Why Campus Security Needs Texting?
With instances of gun violence and other emergency situations on college campuses making the news all too often, security systems at colleges and universities remain of the utmost importance. Campus security not only needs to be strong, but current to ensure the safety of students. Following the model of many of our world's functions today, many colleges and universities are looking to text messaging to keep campus safety as modern and powerful as possible.

Many U.S. college students are familiar with semesterly tests of university emergency systems interrupting their text and email inboxes. While students may feel troubled with what seem like unnecessary messages, SMS-based emergency systems are an increasingly important feature of campus safety.

A large proportion of institutions use software that enables them to mass text public safety alerts to a database of student cell phone numbers. This application of this technology is simple and familiar, calling to mind programs like Amber Alert, but powerful. As of a 2010 survey, 99.8% of college students have cell phones, giving SMS a great breadth of reach among student populations.

Not only is text messaging the most effectively wide-reaching medium when contacting students, it is also the most efficient and effective way to contact students. A 2014 study indicates that college students spend, on average, between eight and ten hours on their phones each day, with many reporting that they are uncomfortable when their phones are not in sight.
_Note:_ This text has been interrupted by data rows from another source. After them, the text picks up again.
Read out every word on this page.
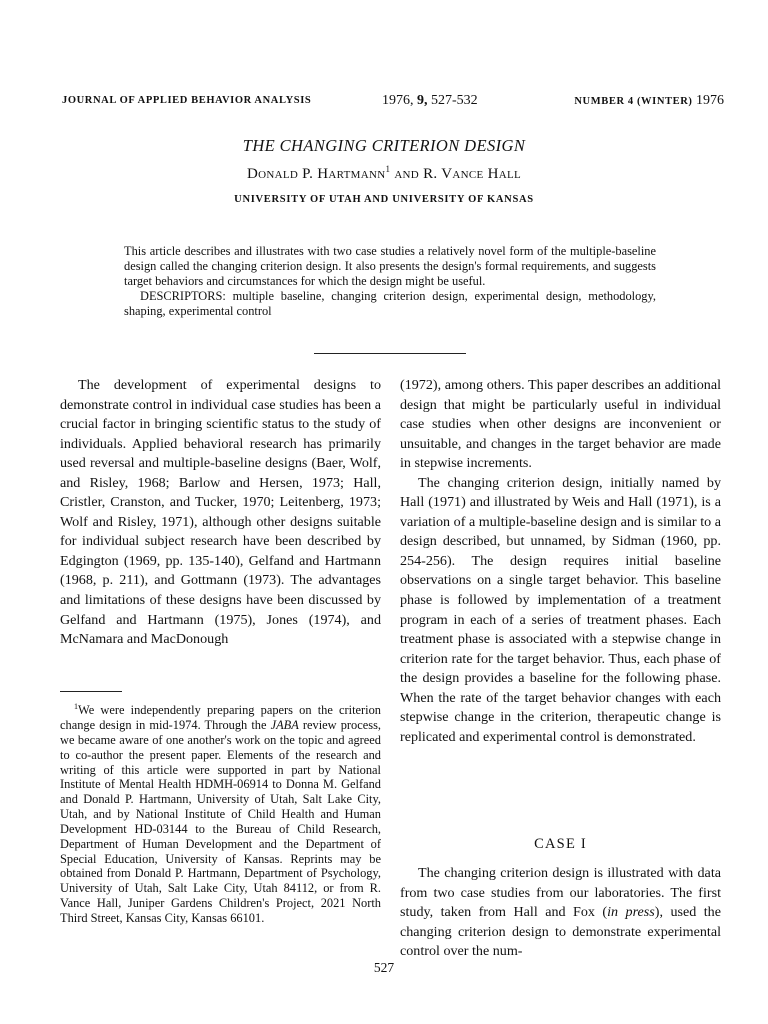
JOURNAL OF APPLIED BEHAVIOR ANALYSIS	1976, 9, 527-532	NUMBER 4 (WINTER) 1976
THE CHANGING CRITERION DESIGN
Donald P. Hartmann$^1$ and R. Vance Hall
UNIVERSITY OF UTAH AND UNIVERSITY OF KANSAS

This article describes and illustrates with two case studies a relatively novel form of the multiple-baseline design called the changing criterion design. It also presents the design's formal requirements, and suggests target behaviors and circumstances for which the design might be useful.

DESCRIPTORS: multiple baseline, changing criterion design, experimental design, methodology, shaping, experimental control

The development of experimental designs to demonstrate control in individual case studies has been a crucial factor in bringing scientific status to the study of individuals. Applied behavioral research has primarily used reversal and multiple-baseline designs (Baer, Wolf, and Risley, 1968; Barlow and Hersen, 1973; Hall, Cristler, Cranston, and Tucker, 1970; Leitenberg, 1973; Wolf and Risley, 1971), although other designs suitable for individual subject research have been described by Edgington (1969, pp. 135-140), Gelfand and Hartmann (1968, p. 211), and Gottmann (1973). The advantages and limitations of these designs have been discussed by Gelfand and Hartmann (1975), Jones (1974), and McNamara and MacDonough

$^1$We were independently preparing papers on the criterion change design in mid-1974. Through the JABA review process, we became aware of one another's work on the topic and agreed to co-author the present paper. Elements of the research and writing of this article were supported in part by National Institute of Mental Health HDMH-06914 to Donna M. Gelfand and Donald P. Hartmann, University of Utah, Salt Lake City, Utah, and by National Institute of Child Health and Human Development HD-03144 to the Bureau of Child Research, Department of Human Development and the Department of Special Education, University of Kansas. Reprints may be obtained from Donald P. Hartmann, Department of Psychology, University of Utah, Salt Lake City, Utah 84112, or from R. Vance Hall, Juniper Gardens Children's Project, 2021 North Third Street, Kansas City, Kansas 66101.

(1972), among others. This paper describes an additional design that might be particularly useful in individual case studies when other designs are inconvenient or unsuitable, and changes in the target behavior are made in stepwise increments.

The changing criterion design, initially named by Hall (1971) and illustrated by Weis and Hall (1971), is a variation of a multiple-baseline design and is similar to a design described, but unnamed, by Sidman (1960, pp. 254-256). The design requires initial baseline observations on a single target behavior. This baseline phase is followed by implementation of a treatment program in each of a series of treatment phases. Each treatment phase is associated with a stepwise change in criterion rate for the target behavior. Thus, each phase of the design provides a baseline for the following phase. When the rate of the target behavior changes with each stepwise change in the criterion, therapeutic change is replicated and experimental control is demonstrated.

CASE I

The changing criterion design is illustrated with data from two case studies from our laboratories. The first study, taken from Hall and Fox (in press), used the changing criterion design to demonstrate experimental control over the num-

527
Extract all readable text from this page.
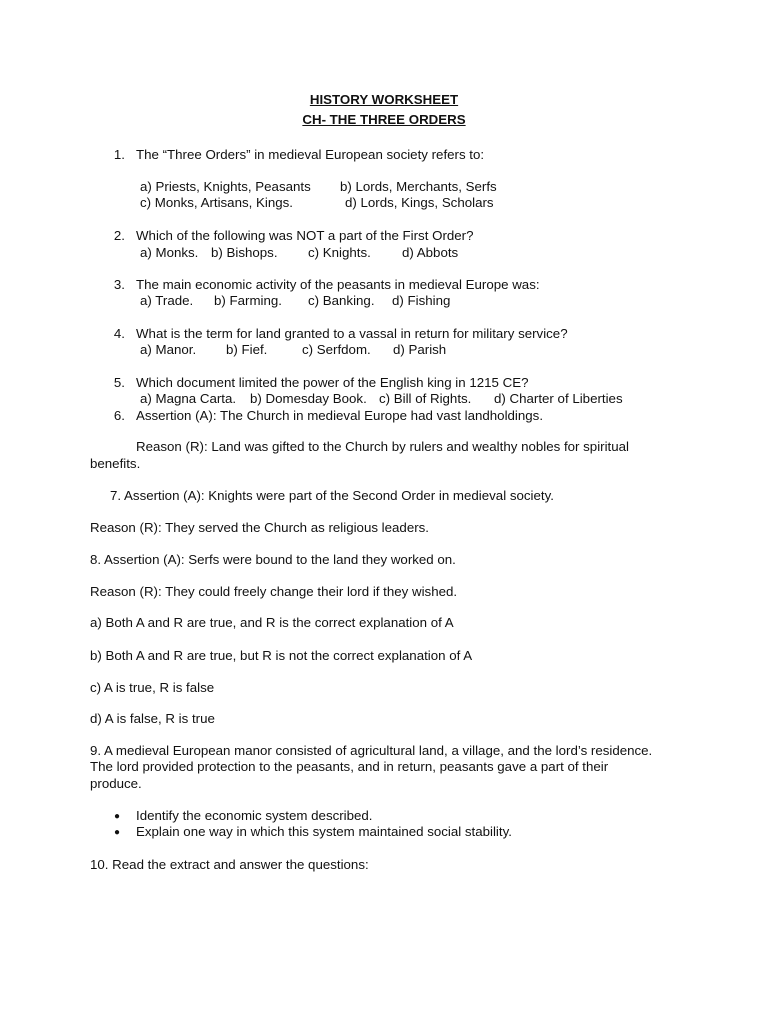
HISTORY WORKSHEET
CH- THE THREE ORDERS
1. The “Three Orders” in medieval European society refers to:
a) Priests, Knights, Peasants b) Lords, Merchants, Serfs
c) Monks, Artisans, Kings.	d) Lords, Kings, Scholars
2. Which of the following was NOT a part of the First Order?
a) Monks. b) Bishops. c) Knights. d) Abbots
3. The main economic activity of the peasants in medieval Europe was:
a) Trade. b) Farming. c) Banking. d) Fishing
4. What is the term for land granted to a vassal in return for military service?
a) Manor. b) Fief.	c) Serfdom. d) Parish
5. Which document limited the power of the English king in 1215 CE?
a) Magna Carta. b) Domesday Book. c) Bill of Rights. d) Charter of Liberties
6. Assertion (A): The Church in medieval Europe had vast landholdings.
Reason (R): Land was gifted to the Church by rulers and wealthy nobles for spiritual
benefits.
7. Assertion (A): Knights were part of the Second Order in medieval society.
Reason (R): They served the Church as religious leaders.
8. Assertion (A): Serfs were bound to the land they worked on.
Reason (R): They could freely change their lord if they wished.
a) Both A and R are true, and R is the correct explanation of A
b) Both A and R are true, but R is not the correct explanation of A
c) A is true, R is false
d) A is false, R is true
9. A medieval European manor consisted of agricultural land, a village, and the lord’s residence.
The lord provided protection to the peasants, and in return, peasants gave a part of their
produce.
● Identify the economic system described.
● Explain one way in which this system maintained social stability.
10. Read the extract and answer the questions:
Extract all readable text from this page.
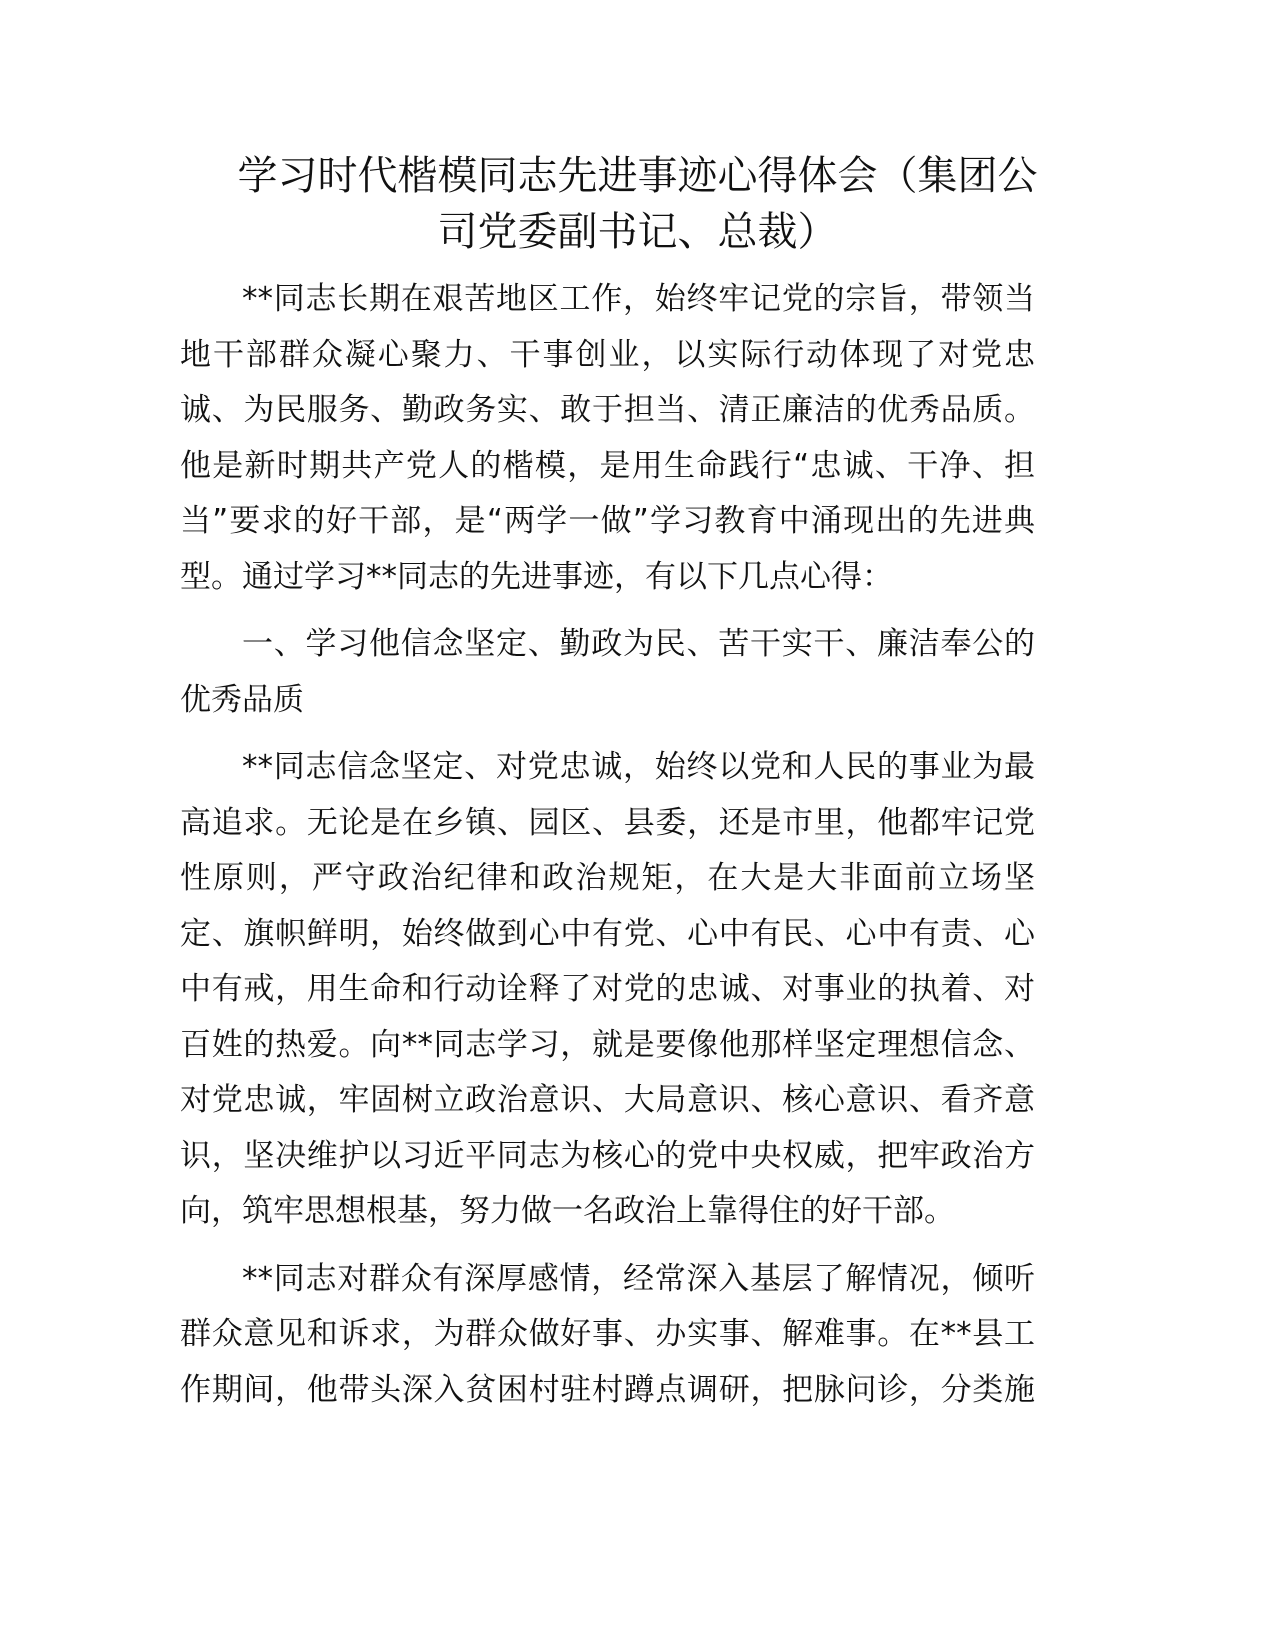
学习时代楷模同志先进事迹心得体会（集团公
司党委副书记、总裁）
**同志长期在艰苦地区工作，始终牢记党的宗旨，带领当
地干部群众凝心聚力、干事创业，以实际行动体现了对党忠
诚、为民服务、勤政务实、敢于担当、清正廉洁的优秀品质。
他是新时期共产党人的楷模，是用生命践行“忠诚、干净、担
当”要求的好干部，是“两学一做”学习教育中涌现出的先进典
型。通过学习**同志的先进事迹，有以下几点心得：
一、学习他信念坚定、勤政为民、苦干实干、廉洁奉公的
优秀品质
**同志信念坚定、对党忠诚，始终以党和人民的事业为最
高追求。无论是在乡镇、园区、县委，还是市里，他都牢记党
性原则，严守政治纪律和政治规矩，在大是大非面前立场坚
定、旗帜鲜明，始终做到心中有党、心中有民、心中有责、心
中有戒，用生命和行动诠释了对党的忠诚、对事业的执着、对
百姓的热爱。向**同志学习，就是要像他那样坚定理想信念、
对党忠诚，牢固树立政治意识、大局意识、核心意识、看齐意
识，坚决维护以习近平同志为核心的党中央权威，把牢政治方
向，筑牢思想根基，努力做一名政治上靠得住的好干部。
**同志对群众有深厚感情，经常深入基层了解情况，倾听
群众意见和诉求，为群众做好事、办实事、解难事。在**县工
作期间，他带头深入贫困村驻村蹲点调研，把脉问诊，分类施
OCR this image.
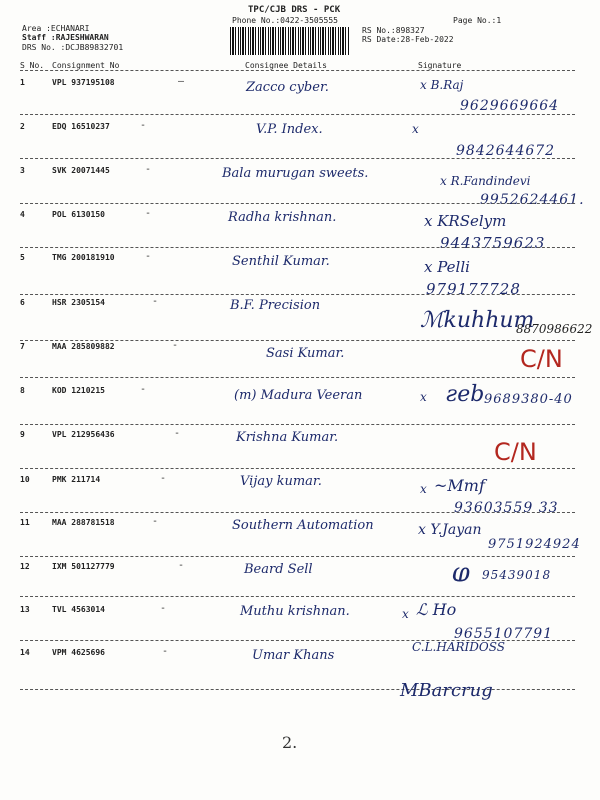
TPC/CJB DRS - PCK
Phone No.:0422-3505555	Page No.:1
Area :ECHANARI
Staff :RAJESHWARAN
DRS No. :DCJB89832701
RS No.:898327
RS Date:28-Feb-2022
S No. Consignment No	Consignee Details	Signature
1	VPL 937195108	—	Zacco cyber.	x B.Raj
9629669664
2	EDQ 16510237	-	V.P. Index.	x
9842644672
3	SVK 20071445	-	Bala murugan sweets.	x R.Fandindevi
9952624461.
4	POL 6130150	-	Radha krishnan.	x KRSelym
9443759623
5	TMG 200181910	-	Senthil Kumar.	x Pelli
979177728
6	HSR 2305154	-	B.F. Precision
ℳkuhhum
8870986622
7	MAA 285809882	-
Sasi Kumar.	C/N
8	KOD 1210215	-	(m) Madura Veeran	x ƨeb 9689380-40
9	VPL 212956436	-	Krishna Kumar.
C/N
10	PMK 211714	-	Vijay kumar.	x ~Mmf
93603559 33
11	MAA 288781518	-	Southern Automation	x Y.Jayan
9751924924
12	IXM 501127779	-	Beard Sell	ⱷ 95439018
13	TVL 4563014	-	Muthu krishnan.	x ℒ Ho
9655107791
14	VPM 4625696	-	Umar Khans
C.L.HARIDOSS
MBarcrug
2.
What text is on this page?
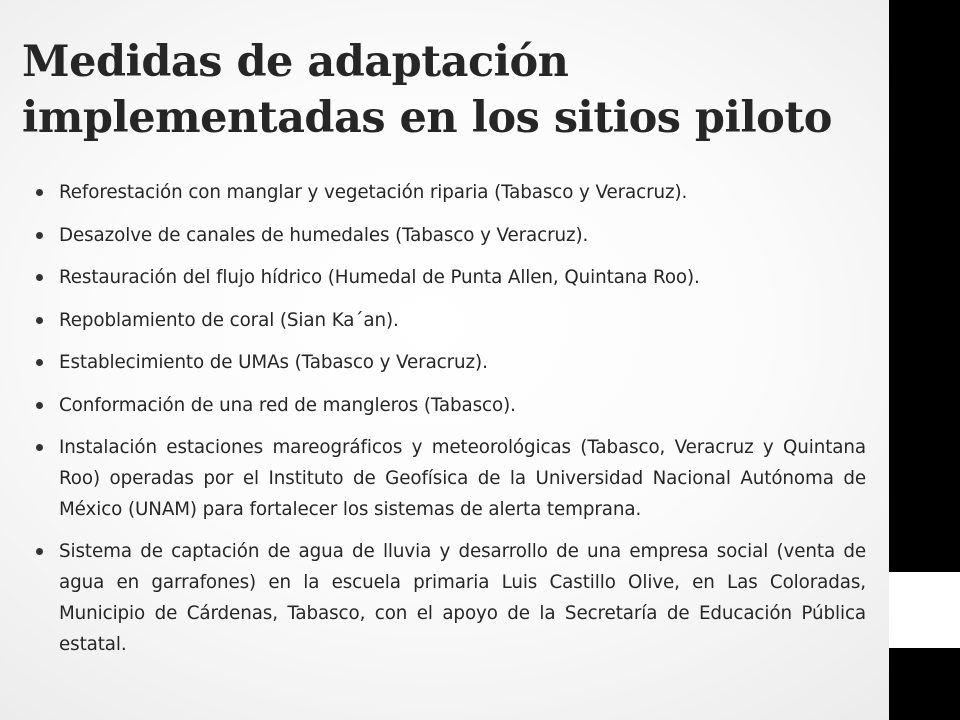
Medidas de adaptación
implementadas en los sitios piloto
Reforestación con manglar y vegetación riparia (Tabasco y Veracruz).
Desazolve de canales de humedales (Tabasco y Veracruz).
Restauración del flujo hídrico (Humedal de Punta Allen, Quintana Roo).
Repoblamiento de coral (Sian Ka´an).
Establecimiento de UMAs (Tabasco y Veracruz).
Conformación de una red de mangleros (Tabasco).
Instalación estaciones mareográficos y meteorológicas (Tabasco, Veracruz y Quintana Roo) operadas por el Instituto de Geofísica de la Universidad Nacional Autónoma de México (UNAM) para fortalecer los sistemas de alerta temprana.
Sistema de captación de agua de lluvia y desarrollo de una empresa social (venta de agua en garrafones) en la escuela primaria Luis Castillo Olive, en Las Coloradas, Municipio de Cárdenas, Tabasco, con el apoyo de la Secretaría de Educación Pública estatal.
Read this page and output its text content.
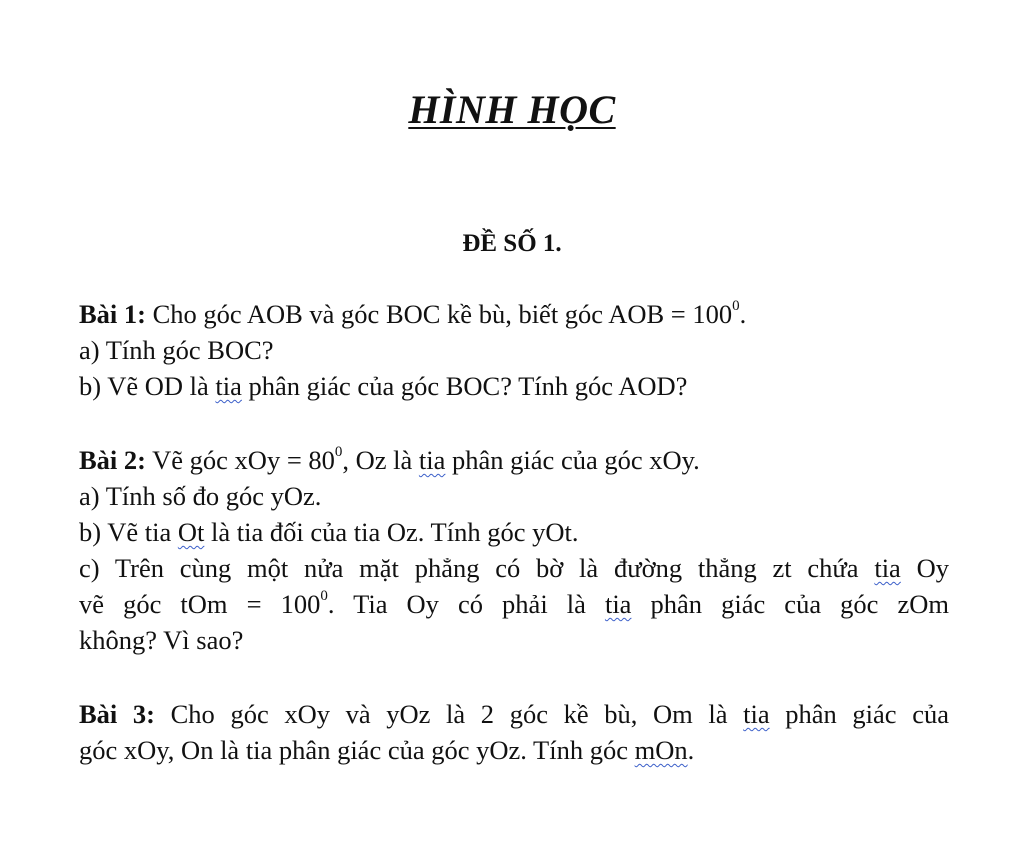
HÌNH HỌC
ĐỀ SỐ 1.
Bài 1: Cho góc AOB và góc BOC kề bù, biết góc AOB = $100^0$.
a) Tính góc BOC?
b) Vẽ OD là tia phân giác của góc BOC? Tính góc AOD?
Bài 2: Vẽ góc xOy = $80^0$, Oz là tia phân giác của góc xOy.
a) Tính số đo góc yOz.
b) Vẽ tia Ot là tia đối của tia Oz. Tính góc yOt.
c) Trên cùng một nửa mặt phẳng có bờ là đường thẳng zt chứa tia Oy
vẽ góc tOm = $100^0$. Tia Oy có phải là tia phân giác của góc zOm
không? Vì sao?
Bài 3: Cho góc xOy và yOz là 2 góc kề bù, Om là tia phân giác của
góc xOy, On là tia phân giác của góc yOz. Tính góc mOn.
This enormous volume of cell phone use among college students, paired with the apparent inseparability of students from their phones, makes texting their phones the best, and fastest, way to get in touch with students.

Additionally, several programs exist that allow students to give anonymous tips to authorities when they think something may be amiss. Many institutions and authorities offer specific numbers that students can text to initiate a tip if they see something suspicious, and applications such as TipSoft afford similar functions. Anonymous tips are an invaluable way for public safety authorities to gather real-time data on potential threats where they may not always have eyes, but where students may be.

By bringing the ability to issue anonymous tips to SMS, institutions make anonymous tipping as quick, easy, and convenient as possible for college students. With a large proportion of students having their phones on them most of the time, and with texting being even more accessible to students than web pages or online forms, SMS tips are an important step in encouraging more students to report suspicious activity. Texting is also ideal for the reporting of time-sensitive matters, as issues of public safety often are, allowing for rapid transmission and receipt of information. Clearly, SMS and security share a rich future.